I smiled. Understood. Dropped it. Many former Amish do not reveal their upbringing because they'll be cocooned in questions. Curiosity. Same interrogation.
It's not that they don't embrace their heritage. But most want to be accepted and blend into the new world they chose.
Some former Amish, I know, hang onto this identity. They're stuck in a netherworld of neither fully Amish nor fully English. Enjoying the identity. Circulate within a circle of former Amish. Maintain Amish behaviors. Attitudes. Dress English.
Not Harvey. Never regrets his decision to leave. Has adapted to his new life. Moved on. Loves football. Loves to travel. Works with English. Avoids redundant questions about his growing-up life. Don't tell him but, I still detect a bit of Deutch accent. That just endears him to our family.

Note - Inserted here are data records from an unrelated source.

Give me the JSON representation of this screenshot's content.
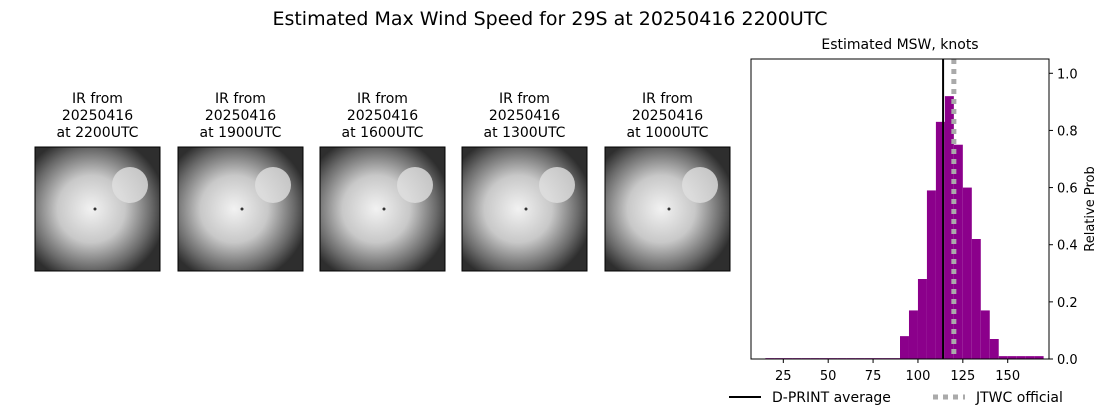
{
  "title": "Estimated Max Wind Speed for 29S at 20250416 2200UTC",
  "images": [
    {
      "title": [
        "IR from",
        "20250416",
        "at 2200UTC"
      ]
    },
    {
      "title": [
        "IR from",
        "20250416",
        "at 1900UTC"
      ]
    },
    {
      "title": [
        "IR from",
        "20250416",
        "at 1600UTC"
      ]
    },
    {
      "title": [
        "IR from",
        "20250416",
        "at 1300UTC"
      ]
    },
    {
      "title": [
        "IR from",
        "20250416",
        "at 1000UTC"
      ]
    }
  ],
  "chart_data": {
    "type": "histogram",
    "title": "Estimated MSW, knots",
    "y_label": "Relative Prob",
    "color": "#8b008b",
    "bins": [
      15,
      20,
      25,
      30,
      35,
      40,
      45,
      50,
      55,
      60,
      65,
      70,
      75,
      80,
      85,
      90,
      95,
      100,
      105,
      110,
      115,
      120,
      125,
      130,
      135,
      140,
      145,
      150,
      155,
      160,
      165,
      170
    ],
    "values": [
      0.003,
      0.003,
      0.003,
      0.003,
      0.003,
      0.003,
      0.003,
      0.003,
      0.003,
      0.003,
      0.003,
      0.003,
      0.003,
      0.003,
      0.003,
      0.08,
      0.17,
      0.28,
      0.59,
      0.83,
      0.92,
      0.75,
      0.6,
      0.42,
      0.17,
      0.07,
      0.01,
      0.01,
      0.01,
      0.01,
      0.01
    ],
    "xlim": [
      7,
      173
    ],
    "ylim": [
      0,
      1.05
    ],
    "xticks": [
      25,
      50,
      75,
      100,
      125,
      150
    ],
    "yticks": [
      {
        "value": 0,
        "label": "0.0"
      },
      {
        "value": 0.2,
        "label": "0.2"
      },
      {
        "value": 0.4,
        "label": "0.4"
      },
      {
        "value": 0.6,
        "label": "0.6"
      },
      {
        "value": 0.8,
        "label": "0.8"
      },
      {
        "value": 1,
        "label": "1.0"
      }
    ],
    "lines": [
      {
        "name": "D-PRINT average",
        "value": 114,
        "color": "#000000",
        "style": "solid"
      },
      {
        "name": "JTWC official",
        "value": 120,
        "color": "#aaaaaa",
        "style": "dotted"
      }
    ]
  }
}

I was guilty of endless questions the first time I met the "X-Men" - a name my daughters used referring to a group of former Amish friends. I suffocated them with my curiosity. Andy. Uriah. Dan. Harvey. Mosie, and others. Thankfully, they patiently and calmly answered this writer - and mom's - need to know.

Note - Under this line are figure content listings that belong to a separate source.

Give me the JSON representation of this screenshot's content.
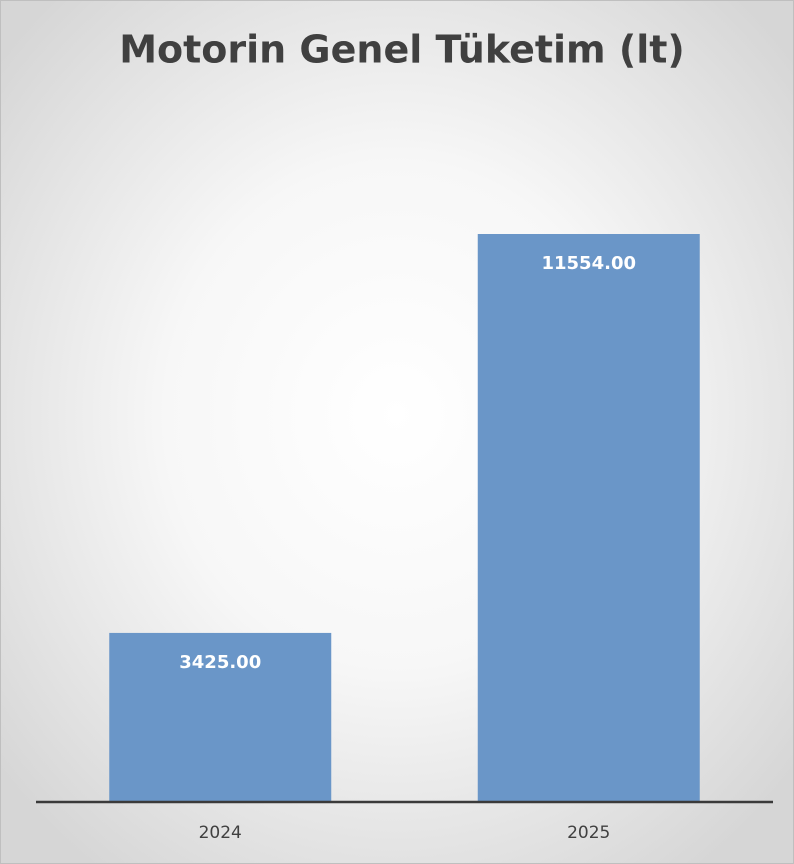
{
  "chart_data": {
    "type": "bar",
    "title": "Motorin Genel Tüketim (lt)",
    "categories": [
      "2024",
      "2025"
    ],
    "values": [
      3425,
      11554
    ],
    "value_labels": [
      "3425.00",
      "11554.00"
    ],
    "color": "#6a96c8"
  }
}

Today, I get it. The tiresome - innocent - questions.
- Are you on Rumspringa?
- How many kids in your family?
- Why'd you leave?
- Are you shunned?
- What work does your father do?
- Are you the only one in the family who left?
- Do your parents know where you are?
- You have a job?
- Can you put on a roof for me?
- Got a car? And to the females,
- Do you clean houses?
Question: How do you act when meeting someone who lived and left the Amish life?